Regardless of which method is implemented, the workload on the Sensu server is significantly reduced as compared with the Nagios architecture. For complex requirements, it often makes sense to combine the methods.

4. The „directory-based configuration“ makes it astoundingly easy to manage your monitoring using automation tools such as Ansible, Chef, Puppet or SaltStack. If any of these are used to roll out new services to servers under your monitoring system’s supervision, the needed check, in JSON format, can be rolled out at the same time and stored in the Sensu server. The next time that Sensu client is rebooted, your new services will be monitored as well.
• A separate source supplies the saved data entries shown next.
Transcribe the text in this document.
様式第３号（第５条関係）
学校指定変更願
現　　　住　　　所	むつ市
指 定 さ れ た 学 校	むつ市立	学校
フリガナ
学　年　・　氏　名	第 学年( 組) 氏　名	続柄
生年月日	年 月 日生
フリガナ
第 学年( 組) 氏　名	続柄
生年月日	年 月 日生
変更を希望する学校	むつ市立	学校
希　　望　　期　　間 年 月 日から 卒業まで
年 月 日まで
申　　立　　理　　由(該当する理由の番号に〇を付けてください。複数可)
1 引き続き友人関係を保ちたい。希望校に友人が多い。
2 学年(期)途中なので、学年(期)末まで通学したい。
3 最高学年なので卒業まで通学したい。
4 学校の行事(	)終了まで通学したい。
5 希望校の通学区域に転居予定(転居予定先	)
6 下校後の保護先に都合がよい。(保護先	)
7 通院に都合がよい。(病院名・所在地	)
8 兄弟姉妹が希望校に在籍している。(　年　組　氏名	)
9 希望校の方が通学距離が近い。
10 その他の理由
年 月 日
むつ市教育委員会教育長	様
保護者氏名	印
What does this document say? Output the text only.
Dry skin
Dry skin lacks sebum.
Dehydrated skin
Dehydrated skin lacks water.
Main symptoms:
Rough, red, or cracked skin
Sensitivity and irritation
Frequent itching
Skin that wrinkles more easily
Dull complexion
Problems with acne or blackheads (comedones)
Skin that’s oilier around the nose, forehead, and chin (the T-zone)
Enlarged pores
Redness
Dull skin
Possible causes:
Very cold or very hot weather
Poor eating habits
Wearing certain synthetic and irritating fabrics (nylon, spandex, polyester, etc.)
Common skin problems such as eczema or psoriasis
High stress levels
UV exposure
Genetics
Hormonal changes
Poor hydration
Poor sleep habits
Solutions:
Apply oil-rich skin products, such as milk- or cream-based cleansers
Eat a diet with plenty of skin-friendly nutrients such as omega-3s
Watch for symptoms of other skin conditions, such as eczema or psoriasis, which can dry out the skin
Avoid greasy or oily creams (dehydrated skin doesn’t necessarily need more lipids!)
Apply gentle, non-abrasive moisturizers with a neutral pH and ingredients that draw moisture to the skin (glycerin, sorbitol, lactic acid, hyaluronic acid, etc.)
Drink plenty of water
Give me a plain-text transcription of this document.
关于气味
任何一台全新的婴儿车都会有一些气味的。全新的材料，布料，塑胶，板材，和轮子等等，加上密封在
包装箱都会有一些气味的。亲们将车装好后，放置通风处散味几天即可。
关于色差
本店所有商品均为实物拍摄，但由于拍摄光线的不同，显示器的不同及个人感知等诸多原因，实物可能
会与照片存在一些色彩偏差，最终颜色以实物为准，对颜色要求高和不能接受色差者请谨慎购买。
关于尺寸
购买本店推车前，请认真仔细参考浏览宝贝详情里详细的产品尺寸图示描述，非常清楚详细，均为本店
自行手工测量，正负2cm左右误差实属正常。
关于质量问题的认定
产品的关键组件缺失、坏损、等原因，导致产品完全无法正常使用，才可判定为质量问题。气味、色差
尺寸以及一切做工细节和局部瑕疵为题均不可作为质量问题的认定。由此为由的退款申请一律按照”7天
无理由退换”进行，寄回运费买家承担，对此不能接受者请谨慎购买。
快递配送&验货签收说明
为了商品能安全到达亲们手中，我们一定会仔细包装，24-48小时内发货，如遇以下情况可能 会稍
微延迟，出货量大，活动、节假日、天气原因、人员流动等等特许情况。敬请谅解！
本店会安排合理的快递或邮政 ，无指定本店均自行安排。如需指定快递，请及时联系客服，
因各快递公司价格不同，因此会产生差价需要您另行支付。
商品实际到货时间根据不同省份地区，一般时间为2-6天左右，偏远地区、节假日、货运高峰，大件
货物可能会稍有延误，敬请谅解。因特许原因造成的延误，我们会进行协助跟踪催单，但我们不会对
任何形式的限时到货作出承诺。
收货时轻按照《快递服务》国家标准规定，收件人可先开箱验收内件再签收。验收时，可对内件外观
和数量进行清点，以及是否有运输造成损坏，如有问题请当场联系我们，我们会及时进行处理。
5. Sensu already puts a wide range of integration opportunities at your disposal. Both the Sensu server and the Sensu clients provide APIs. The server’s API is used for example to connect the dashboard which displays the devices and services included in Sensu. The clients‘ API can be used for example to pass on check results. Further connections include the storing of check data in Graphite so it can be used to display measurements in Grafana, or the sending of messages to Slack, IRC or Hipchat. Additional integrations include InfluxDB, Graylog, JIRA, DataDog, Chef, Librato, Puppet, Pagerduty, OpenTSDB, SNMP, ServiceNow, Wavefront, and many more.

6. Strategically perfect timing and solution. Sensu enables you to migrate from your „old world“ to your „new world“ without losing stride. You can take your own plugins with you and get more value out of them through improved data. A migration from Nagios to Sensu lets you take your existing checks on a smooth transition from a clumsy, inefficient architecture to a modern, flexible system. You don’t even lose Nagios‘ greatest asset: its tremendous variety of community plugins. You will also benefit from a lighter workload and the flexibility that Sensu provides – the best of both worlds!

Finally, you will have to consider whether your current monitoring should actually be retained at all. Migrations are usually carried out using scripts to minimize the time required and to guarantee the most faithful transition of content. In most areas scripts represent the best approach, but in monitoring, a migration represents an opportunity to clean out the garage with all those years‘ of accumulated monitoring and to review existing checks and scripts and replace them with new, higher performance and more productive plugins.